3.1  The General Public

Much defense directly aimed at the general public, and ultimately all of it is. However, contact is on a personal level (face-to-face talking, game demonstrations, etc.) or is indirectly through the mass media.

The vast majority of the public is really apathetic about gaining: They have no personal interest in it, but they don’t believe the anti-gamers and are quite willing to let gamers have their fun. The main approach to this group is one of general rights. The denial of rights to anyone endangers the rights of everyone. Therefore, they have a vested interest in supporting gaming against attacks even if they have no interest in playing themselves. The minority portions of the general public are so identifiable as to constitute specific audiences themselves.

3.2  The Mass Media

The mass media is really two audiences. The publishers/broadcasters are interested only in making money and they do this by selling readers or audiences to advertisers. Few of them really care what is published as long as it gets this income, which is one reason for the rise in the tabloid mentality, both the supermarket “newspapers” and the TV “talk shows”. Most of the printed media—it is questionable who is in the majority in the electronic forms—consider this attitude a little obvious and therefore ultimately self-defeating and so try to be a bit subtler.

The reporter is the second audience in the mass media. The reporters are the ones you will deal with directly, but they are restricted by the policies dictated by the first group and while their personal sympathies are more likely to be with us, their course of action is greatly restricted. They have a reputation for being liberal, but many of them are actually politically conservative, and what makes it into print or on TV is almost entirely anti-game in any case. Therefore, you must be very careful when dealing with the mass media. You must walk a tight line between the requirements to be honest, not to try to “put one over on them”, and not to betray your beliefs on the one hand and on the other the need not to come across as a fringe group or, worse, a threat to the world that they consider to be real.

In dress, deportment, vocabulary, etc. you must be as unthreatening to their view of the world as possible without surrendering our beliefs. The anti-gamers can be seen as part of a social movement that has been working since the early 1980s to portray youth culture as criminal. Role-playing games are considered youth culture by them and lumped in with video games, rock music, horror movies, and even drugs. Therefore, your image must call this attitude into question.
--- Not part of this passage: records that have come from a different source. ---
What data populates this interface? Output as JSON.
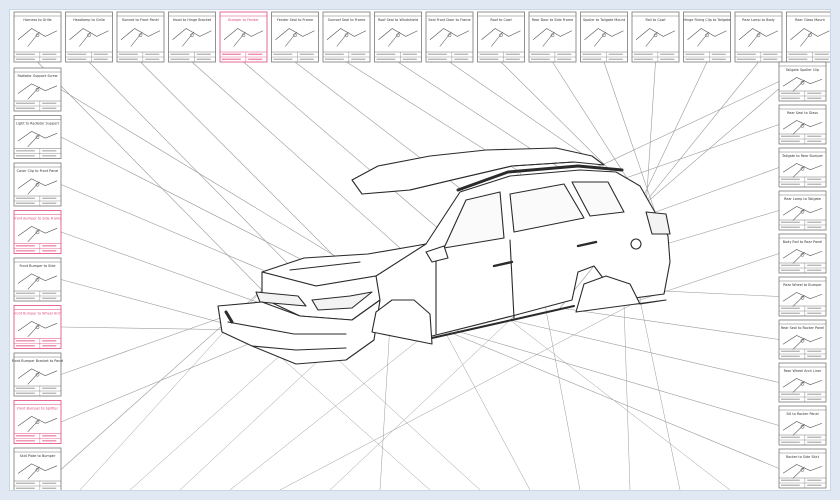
{
  "diagram": {
    "colors": {
      "background": "#dfe8f3",
      "sheet": "#ffffff",
      "line": "#9a9a9a",
      "card_border": "#777777",
      "highlight": "#e0457a",
      "car_stroke": "#2b2b2b"
    },
    "top_callouts": [
      {
        "label": "Harness to Grille",
        "hl": false
      },
      {
        "label": "Headlamp to Grille",
        "hl": false
      },
      {
        "label": "Bonnet to Front Panel",
        "hl": false
      },
      {
        "label": "Hood to Hinge Bracket",
        "hl": false
      },
      {
        "label": "Bumper to Fender",
        "hl": true
      },
      {
        "label": "Fender Seal to Frame",
        "hl": false
      },
      {
        "label": "Sunroof Seal to Frame",
        "hl": false
      },
      {
        "label": "Roof Seal to Windshield",
        "hl": false
      },
      {
        "label": "Seal Front Door to Frame",
        "hl": false
      },
      {
        "label": "Roof to Cowl",
        "hl": false
      },
      {
        "label": "Rear Door to Side Frame",
        "hl": false
      },
      {
        "label": "Spoiler to Tailgate Mount",
        "hl": false
      },
      {
        "label": "Rail to Cowl",
        "hl": false
      },
      {
        "label": "Hinge Fixing Clip to Tailgate",
        "hl": false
      },
      {
        "label": "Rear Lamp to Body",
        "hl": false
      },
      {
        "label": "Rear Glass Mount",
        "hl": false
      }
    ],
    "left_callouts": [
      {
        "label": "Radiator Support Screw",
        "hl": false
      },
      {
        "label": "Light to Radiator Support",
        "hl": false
      },
      {
        "label": "Cover Clip to Front Panel",
        "hl": false
      },
      {
        "label": "Front Bumper to Side Frame",
        "hl": true
      },
      {
        "label": "Front Bumper to Side",
        "hl": false
      },
      {
        "label": "Front Bumper to Wheel Arch",
        "hl": true
      },
      {
        "label": "Front Bumper Bracket to Panel",
        "hl": false
      },
      {
        "label": "Front Bumper to Splitter",
        "hl": true
      },
      {
        "label": "Skid Plate to Bumper",
        "hl": false
      }
    ],
    "right_callouts": [
      {
        "label": "Tailgate Spoiler Clip",
        "hl": false
      },
      {
        "label": "Rear Seal to Glass",
        "hl": false
      },
      {
        "label": "Tailgate to Rear Bumper",
        "hl": false
      },
      {
        "label": "Rear Lamp to Tailgate",
        "hl": false
      },
      {
        "label": "Body Rail to Rear Panel",
        "hl": false
      },
      {
        "label": "Rear Wheel to Bumper",
        "hl": false
      },
      {
        "label": "Rear Seal to Rocker Panel",
        "hl": false
      },
      {
        "label": "Rear Wheel Arch Liner",
        "hl": false
      },
      {
        "label": "Sill to Rocker Panel",
        "hl": false
      },
      {
        "label": "Rocker to Side Skirt",
        "hl": false
      }
    ]
  }
}
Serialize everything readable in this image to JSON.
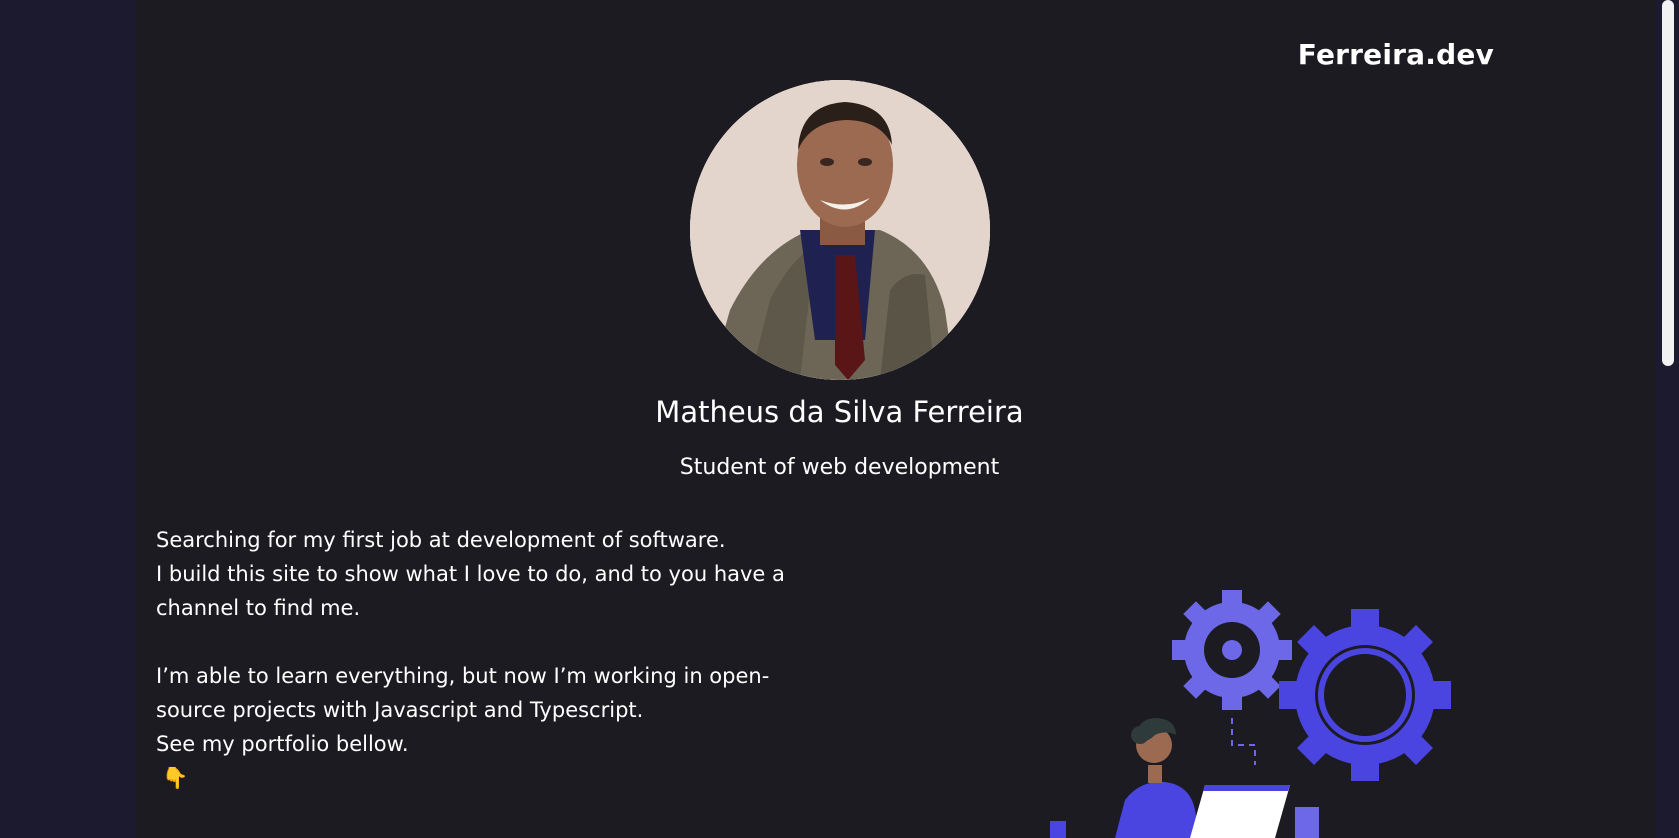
{
  "header": {
    "brand": "Ferreira.dev"
  },
  "profile": {
    "name": "Matheus da Silva Ferreira",
    "role": "Student of web development"
  },
  "about": {
    "paragraph1": {
      "line1": "Searching for my first job at development of software.",
      "line2": "I build this site to show what I love to do, and to you have a channel to find me."
    },
    "paragraph2": {
      "line1": "I’m able to learn everything, but now I’m working in open-source projects with Javascript and Typescript.",
      "line2": "See my portfolio bellow.",
      "emoji": "👇"
    }
  },
  "colors": {
    "background": "#1c1b22",
    "accent": "#4a45e0",
    "accent_light": "#6c68e8"
  }
}
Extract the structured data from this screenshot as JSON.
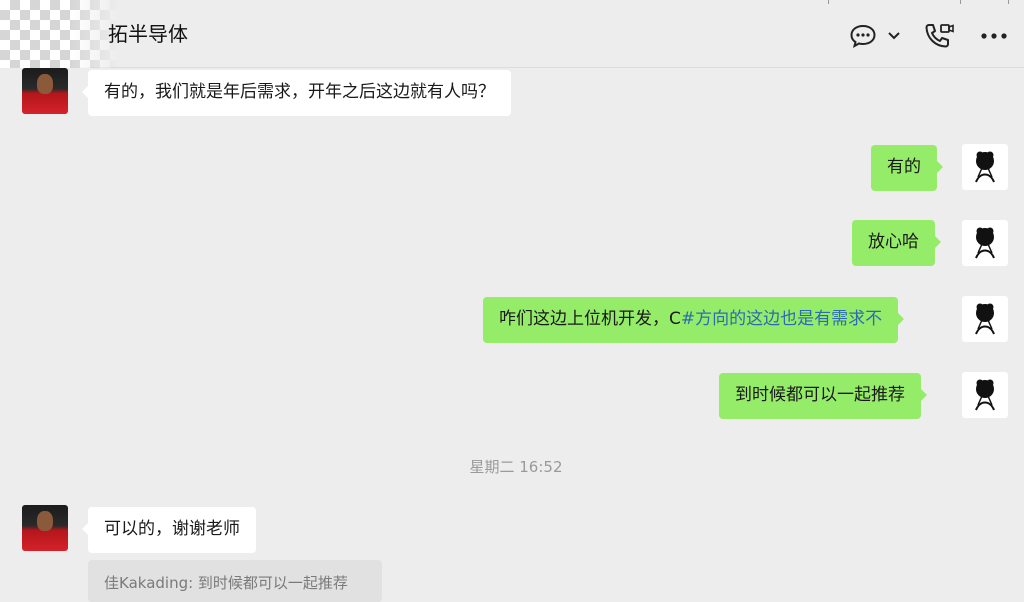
{
  "header": {
    "title": "拓半导体",
    "icons": [
      "chat-bubble-icon",
      "chevron-down-icon",
      "phone-video-icon",
      "more-icon"
    ]
  },
  "messages": [
    {
      "side": "left",
      "text": "有的，我们就是年后需求，开年之后这边就有人吗？",
      "avatar": "red-jersey-avatar"
    },
    {
      "side": "right",
      "text": "有的",
      "avatar": "sketch-avatar"
    },
    {
      "side": "right",
      "text": "放心哈",
      "avatar": "sketch-avatar"
    },
    {
      "side": "right",
      "text_before": "咋们这边上位机开发，C",
      "text_link": "#方向的这边也是有需求不",
      "avatar": "sketch-avatar"
    },
    {
      "side": "right",
      "text": "到时候都可以一起推荐",
      "avatar": "sketch-avatar"
    },
    {
      "side": "left",
      "text": "可以的，谢谢老师",
      "avatar": "red-jersey-avatar"
    }
  ],
  "timestamp": "星期二 16:52",
  "quote": "佳Kakading: 到时候都可以一起推荐",
  "colors": {
    "background": "#ededed",
    "bubble_self": "#95ec69",
    "bubble_other": "#ffffff",
    "link": "#2b6bb3"
  }
}
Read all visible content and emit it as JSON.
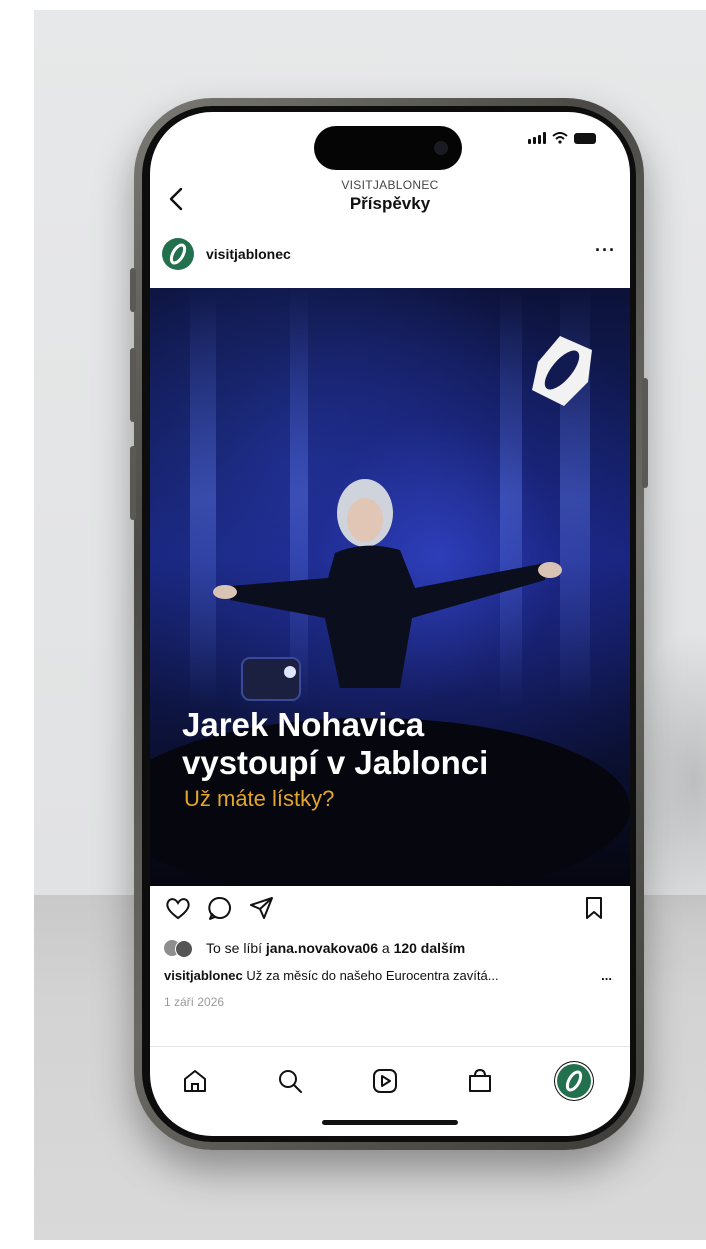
{
  "header": {
    "account_name": "VISITJABLONEC",
    "title": "Příspěvky"
  },
  "post": {
    "username": "visitjablonec",
    "more_label": "···",
    "headline_line1": "Jarek Nohavica",
    "headline_line2": "vystoupí v Jablonci",
    "subline": "Už máte lístky?",
    "likes_prefix": "To se líbí",
    "likes_user": "jana.novakova06",
    "likes_connector": "a",
    "likes_others": "120 dalším",
    "caption_user": "visitjablonec",
    "caption_text": "Už za měsíc do našeho Eurocentra zavítá...",
    "caption_more": "...",
    "date": "1 září 2026"
  },
  "colors": {
    "brand_green": "#23704f",
    "accent_gold": "#e3a52a",
    "stage_blue": "#18247a"
  },
  "icons": {
    "back": "chevron-left-icon",
    "like": "heart-icon",
    "comment": "comment-icon",
    "share": "send-icon",
    "save": "bookmark-icon",
    "tabs": [
      "home-icon",
      "search-icon",
      "reels-icon",
      "shop-icon",
      "profile-icon"
    ]
  }
}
On TV this means suits (unless they came to you at a game convention), no smoking under any circumstances, and a tendency to resemble the characters on a 1950s sit-com.

3.3  Family, Non-gamers, Friends

These can be supporting or a total pain. Try to be calm. Explain the reality of things (with a demonstration, if possible). Don’t burn any bridges. You will get too old for parental interference soon enough, no matter how long it may seem now, but family ties are difficult to repair once damaged.